In the log lots of “delays” are caused by sending over IPv6 but not getting any reply (probably because your IPv6 does not work at all). This should normally be detected around one minute after resolver restart/reconfiguration with getting

net.ipv6 = false

into the log. (I’m not certain if it’s shown in the log even in non-verbose mode.)

On a cold cache the whole query is quite complicated to solve, so the extra delays on many of the steps lead to your DNS client losing patience when waiting for the answer.

elodg · May 28, 2020, 1:35pm

Thanks, I disabled ipv6 resolving in my configuration.
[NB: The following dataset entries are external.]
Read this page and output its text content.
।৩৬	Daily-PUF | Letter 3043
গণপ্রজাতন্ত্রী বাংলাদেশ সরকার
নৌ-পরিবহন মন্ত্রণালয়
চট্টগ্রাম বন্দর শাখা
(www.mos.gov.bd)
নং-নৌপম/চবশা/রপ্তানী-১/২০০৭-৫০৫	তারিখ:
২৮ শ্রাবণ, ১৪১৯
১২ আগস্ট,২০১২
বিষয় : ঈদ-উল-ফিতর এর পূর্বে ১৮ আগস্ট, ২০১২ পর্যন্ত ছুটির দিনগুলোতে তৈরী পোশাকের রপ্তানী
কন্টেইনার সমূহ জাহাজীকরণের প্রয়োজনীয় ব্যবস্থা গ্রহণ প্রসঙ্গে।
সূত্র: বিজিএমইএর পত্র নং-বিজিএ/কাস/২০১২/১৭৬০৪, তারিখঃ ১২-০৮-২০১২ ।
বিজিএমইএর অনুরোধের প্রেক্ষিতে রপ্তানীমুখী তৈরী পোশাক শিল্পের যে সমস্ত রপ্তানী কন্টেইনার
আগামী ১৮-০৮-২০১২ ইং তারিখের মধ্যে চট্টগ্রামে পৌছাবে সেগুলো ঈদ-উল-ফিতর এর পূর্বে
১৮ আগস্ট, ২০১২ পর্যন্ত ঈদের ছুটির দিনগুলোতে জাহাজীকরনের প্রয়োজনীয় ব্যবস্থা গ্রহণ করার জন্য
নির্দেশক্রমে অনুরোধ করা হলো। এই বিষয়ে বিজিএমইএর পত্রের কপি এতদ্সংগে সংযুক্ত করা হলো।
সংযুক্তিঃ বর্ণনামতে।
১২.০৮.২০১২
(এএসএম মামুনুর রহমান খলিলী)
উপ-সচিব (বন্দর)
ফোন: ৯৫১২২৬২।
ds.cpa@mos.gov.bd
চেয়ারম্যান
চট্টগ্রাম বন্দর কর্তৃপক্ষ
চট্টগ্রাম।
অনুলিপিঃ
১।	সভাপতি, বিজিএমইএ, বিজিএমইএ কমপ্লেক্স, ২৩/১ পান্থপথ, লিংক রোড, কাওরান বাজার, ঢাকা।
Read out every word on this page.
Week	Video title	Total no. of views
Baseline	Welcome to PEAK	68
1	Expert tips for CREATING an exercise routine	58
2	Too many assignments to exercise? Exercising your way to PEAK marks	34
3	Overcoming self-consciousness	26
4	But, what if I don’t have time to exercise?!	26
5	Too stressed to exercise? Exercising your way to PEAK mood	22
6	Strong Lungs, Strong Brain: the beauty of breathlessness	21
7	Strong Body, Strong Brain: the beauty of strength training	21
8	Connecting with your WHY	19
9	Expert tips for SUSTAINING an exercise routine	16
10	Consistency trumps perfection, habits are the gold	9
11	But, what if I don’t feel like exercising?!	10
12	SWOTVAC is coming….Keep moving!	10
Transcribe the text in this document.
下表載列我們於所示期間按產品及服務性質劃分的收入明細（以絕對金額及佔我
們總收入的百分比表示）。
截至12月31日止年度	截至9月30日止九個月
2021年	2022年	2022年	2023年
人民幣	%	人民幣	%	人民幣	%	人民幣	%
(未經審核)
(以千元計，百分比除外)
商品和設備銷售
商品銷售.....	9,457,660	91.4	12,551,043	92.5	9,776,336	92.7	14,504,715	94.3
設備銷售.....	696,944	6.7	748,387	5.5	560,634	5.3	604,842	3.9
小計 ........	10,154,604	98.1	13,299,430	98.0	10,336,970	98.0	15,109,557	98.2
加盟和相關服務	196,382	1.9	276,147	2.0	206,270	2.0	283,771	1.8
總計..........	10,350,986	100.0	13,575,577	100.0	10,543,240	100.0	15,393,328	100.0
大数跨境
Queries are faster to resolve which makes me think ipv6 unavailability wasn’t automatically detected before. I will keep a close eye on dns failures.
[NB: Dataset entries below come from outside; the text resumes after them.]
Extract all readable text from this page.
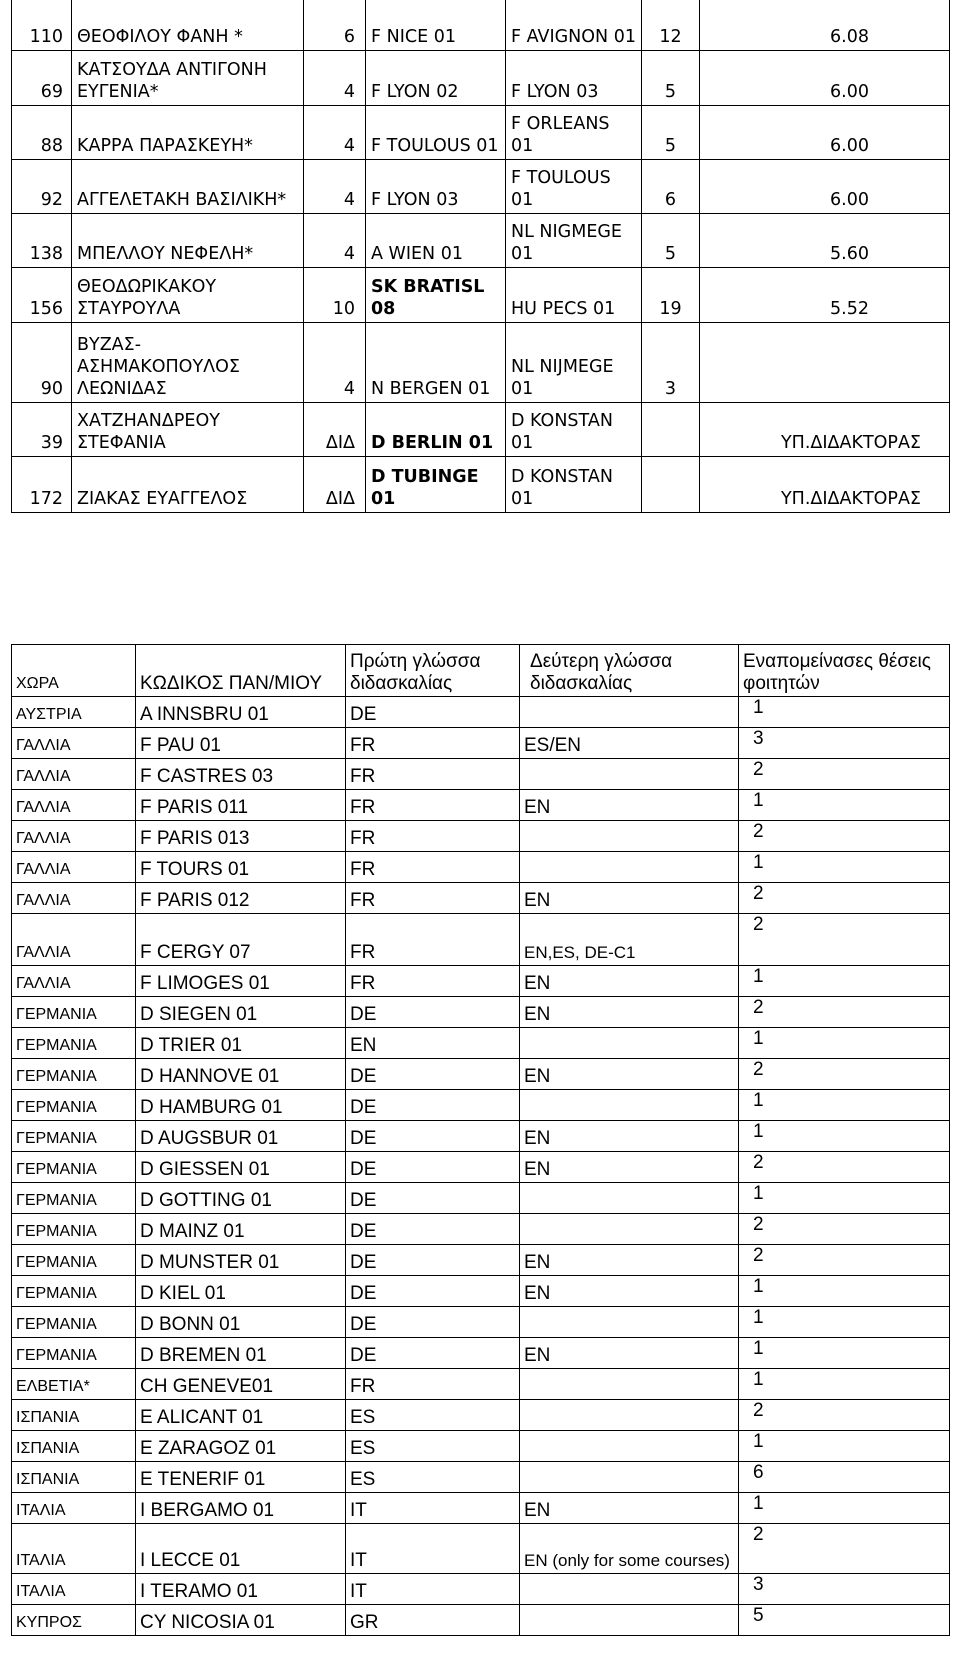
110	ΘΕΟΦΙΛΟΥ ΦΑΝΗ *	6	F NICE 01	F AVIGNON 01	12	6.08
69	ΚΑΤΣΟΥΔΑ ΑΝΤΙΓΟΝΗ ΕΥΓΕΝΙΑ*	4	F LYON 02	F LYON 03	5	6.00
88	ΚΑΡΡΑ ΠΑΡΑΣΚΕΥΗ*	4	F TOULOUS 01	F ORLEANS 01	5	6.00
92	ΑΓΓΕΛΕΤΑΚΗ ΒΑΣΙΛΙΚΗ*	4	F LYON 03	F TOULOUS 01	6	6.00
138	ΜΠΕΛΛΟΥ ΝΕΦΕΛΗ*	4	A WIEN 01	NL NIGMEGE 01	5	5.60
156	ΘΕΟΔΩΡΙΚΑΚΟΥ ΣΤΑΥΡΟΥΛΑ	10	SK BRATISL 08	HU PECS 01	19	5.52
90	ΒΥΖΑΣ-ΑΣΗΜΑΚΟΠΟΥΛΟΣ ΛΕΩΝΙΔΑΣ	4	N BERGEN 01	NL NIJMEGE 01	3	
39	ΧΑΤΖΗΑΝΔΡΕΟΥ ΣΤΕΦΑΝΙΑ	ΔΙΔ	D BERLIN 01	D KONSTAN 01		ΥΠ.ΔΙΔΑΚΤΟΡΑΣ
172	ΖΙΑΚΑΣ ΕΥΑΓΓΕΛΟΣ	ΔΙΔ	D TUBINGE 01	D KONSTAN 01		ΥΠ.ΔΙΔΑΚΤΟΡΑΣ
ΧΩΡΑ	ΚΩΔΙΚΟΣ ΠΑΝ/ΜΙΟΥ	Πρώτη γλώσσα διδασκαλίας	Δεύτερη γλώσσα διδασκαλίας	Εναπομείνασες θέσεις φοιτητών
ΑΥΣΤΡΙΑ	A INNSBRU 01	DE		1
ΓΑΛΛΙΑ	F PAU 01	FR	ES/EN	3
ΓΑΛΛΙΑ	F CASTRES 03	FR		2
ΓΑΛΛΙΑ	F PARIS 011	FR	EN	1
ΓΑΛΛΙΑ	F PARIS 013	FR		2
ΓΑΛΛΙΑ	F TOURS 01	FR		1
ΓΑΛΛΙΑ	F PARIS 012	FR	EN	2
ΓΑΛΛΙΑ	F CERGY 07	FR	EN,ES, DE-C1	2
ΓΑΛΛΙΑ	F LIMOGES 01	FR	EN	1
ΓΕΡΜΑΝΙΑ	D SIEGEN 01	DE	EN	2
ΓΕΡΜΑΝΙΑ	D TRIER 01	EN		1
ΓΕΡΜΑΝΙΑ	D HANNOVE 01	DE	EN	2
ΓΕΡΜΑΝΙΑ	D HAMBURG 01	DE		1
ΓΕΡΜΑΝΙΑ	D AUGSBUR 01	DE	EN	1
ΓΕΡΜΑΝΙΑ	D GIESSEN 01	DE	EN	2
ΓΕΡΜΑΝΙΑ	D GOTTING 01	DE		1
ΓΕΡΜΑΝΙΑ	D MAINZ 01	DE		2
ΓΕΡΜΑΝΙΑ	D MUNSTER 01	DE	EN	2
ΓΕΡΜΑΝΙΑ	D KIEL 01	DE	EN	1
ΓΕΡΜΑΝΙΑ	D BONN 01	DE		1
ΓΕΡΜΑΝΙΑ	D BREMEN 01	DE	EN	1
ΕΛΒΕΤΙΑ*	CH GENEVE01	FR		1
ΙΣΠΑΝΙΑ	E ALICANT 01	ES		2
ΙΣΠΑΝΙΑ	E ZARAGOZ 01	ES		1
ΙΣΠΑΝΙΑ	E TENERIF 01	ES		6
ΙΤΑΛΙΑ	I BERGAMO 01	IT	EN	1
ΙΤΑΛΙΑ	I LECCE 01	IT	EN (only for some courses)	2
ΙΤΑΛΙΑ	I TERAMO 01	IT		3
ΚΥΠΡΟΣ	CY NICOSIA 01	GR		5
vcunat · May 28, 2020, 3:12pm

For completeness, which Turris OS version have you been using?

elodg · May 28, 2020, 6:15pm

TurrisOS 4.0.5.

This line has been added to meet the 20 chars minimum limit.
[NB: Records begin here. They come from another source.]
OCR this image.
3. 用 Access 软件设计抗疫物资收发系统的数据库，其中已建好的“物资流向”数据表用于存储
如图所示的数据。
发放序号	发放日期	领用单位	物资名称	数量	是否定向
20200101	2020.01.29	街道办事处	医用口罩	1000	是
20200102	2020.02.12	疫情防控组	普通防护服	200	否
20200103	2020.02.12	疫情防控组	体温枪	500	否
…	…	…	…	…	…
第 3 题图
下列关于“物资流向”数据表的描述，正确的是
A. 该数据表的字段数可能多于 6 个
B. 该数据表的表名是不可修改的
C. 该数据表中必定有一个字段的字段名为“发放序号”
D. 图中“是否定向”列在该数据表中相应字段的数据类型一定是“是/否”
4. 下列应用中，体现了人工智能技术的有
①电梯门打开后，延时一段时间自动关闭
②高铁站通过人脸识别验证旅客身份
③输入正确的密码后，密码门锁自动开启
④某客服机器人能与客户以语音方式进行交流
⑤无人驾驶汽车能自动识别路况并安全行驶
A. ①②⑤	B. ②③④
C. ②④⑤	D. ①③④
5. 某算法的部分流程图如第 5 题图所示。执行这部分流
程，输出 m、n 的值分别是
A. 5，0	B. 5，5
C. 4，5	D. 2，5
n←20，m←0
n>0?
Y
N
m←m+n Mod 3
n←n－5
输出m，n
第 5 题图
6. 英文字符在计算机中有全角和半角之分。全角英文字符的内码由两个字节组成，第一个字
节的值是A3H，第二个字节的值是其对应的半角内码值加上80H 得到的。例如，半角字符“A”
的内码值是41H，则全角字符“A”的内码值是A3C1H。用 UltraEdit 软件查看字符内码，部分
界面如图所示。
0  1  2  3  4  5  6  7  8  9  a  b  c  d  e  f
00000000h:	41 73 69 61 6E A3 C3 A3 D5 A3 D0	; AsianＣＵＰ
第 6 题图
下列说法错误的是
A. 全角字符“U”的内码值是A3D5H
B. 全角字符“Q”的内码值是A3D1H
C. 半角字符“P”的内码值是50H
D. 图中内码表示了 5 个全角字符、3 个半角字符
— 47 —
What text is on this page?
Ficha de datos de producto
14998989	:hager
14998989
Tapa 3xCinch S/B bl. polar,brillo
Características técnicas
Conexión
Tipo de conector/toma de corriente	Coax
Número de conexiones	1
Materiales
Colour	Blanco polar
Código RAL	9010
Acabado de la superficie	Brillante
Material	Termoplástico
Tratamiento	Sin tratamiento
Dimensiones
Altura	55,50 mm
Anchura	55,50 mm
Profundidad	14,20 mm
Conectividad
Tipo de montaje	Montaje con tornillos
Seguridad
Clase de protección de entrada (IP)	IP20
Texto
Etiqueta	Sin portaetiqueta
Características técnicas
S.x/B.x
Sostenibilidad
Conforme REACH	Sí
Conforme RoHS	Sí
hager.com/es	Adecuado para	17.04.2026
elodg · July 4, 2020, 12:45pm

Revisiting the issue, I am on TurrisOS 5.0.2 now. I am still getting intermittent timeouts for queries. I ran namebench with Firefox as the data source, limited to 250 queries. 2 out of 250 timed out at 3500ms. Both when queried from the console afterwards returned a valid cached response. The names are: wiki.bash-hackers.org and www.compexshop.com.
How can I debug this further?

root@turris:~# cat /tmp/kresd.config
–Automatically generated file; DO NOT EDIT
modules = {
‘hints > iterate’
, ‘policy’
, ‘stats’
, predict = {
window = 30 – 30 minutes sampling window
, period = 24*(60/30) – track last 24 hours
}
}
hints.use_nodata(true)
hints.config(‘/tmp/kresd/hints.tmp’)
trust_anchors.remove(‘.’)
trust_anchors.add_file(‘/etc/root.keys’, true)
net.bufsize(4096)
net.ipv4=true
net.ipv6=true
cache.open(20*MB)

— Included custom configuration file from: —
— /etc/kresd/custom.conf
–log DNSSEC failures
modules.load(‘bogus_log’)
–our wan does not have ipv6
net.ipv6=false
–recursive resolver might need a bigger cache
cache.size=100*MB

vcunat · July 5, 2020, 9:42am

Yes, these names can sometimes take longer time to resolve – e.g. around four seconds for me on completely empty cache (a bit unrealistic as common TLDs typically are in cache) – and the bench client probably gives up the first attempt before then. (In that case kresd continues resolving, so client retries should get it faster, often immediately from cache.)

For the first domain, half of authoritative server IPv4s don’t react at all, and it’s two thirds (!) for the second one… so they don’t make this easy at all. Also the nameservers aren’t glued, so just finding their IPs takes additional round-trips. Still, we do want kresd to perform better in these half-broken cases even without retransmitting too aggressively, and there is work underway.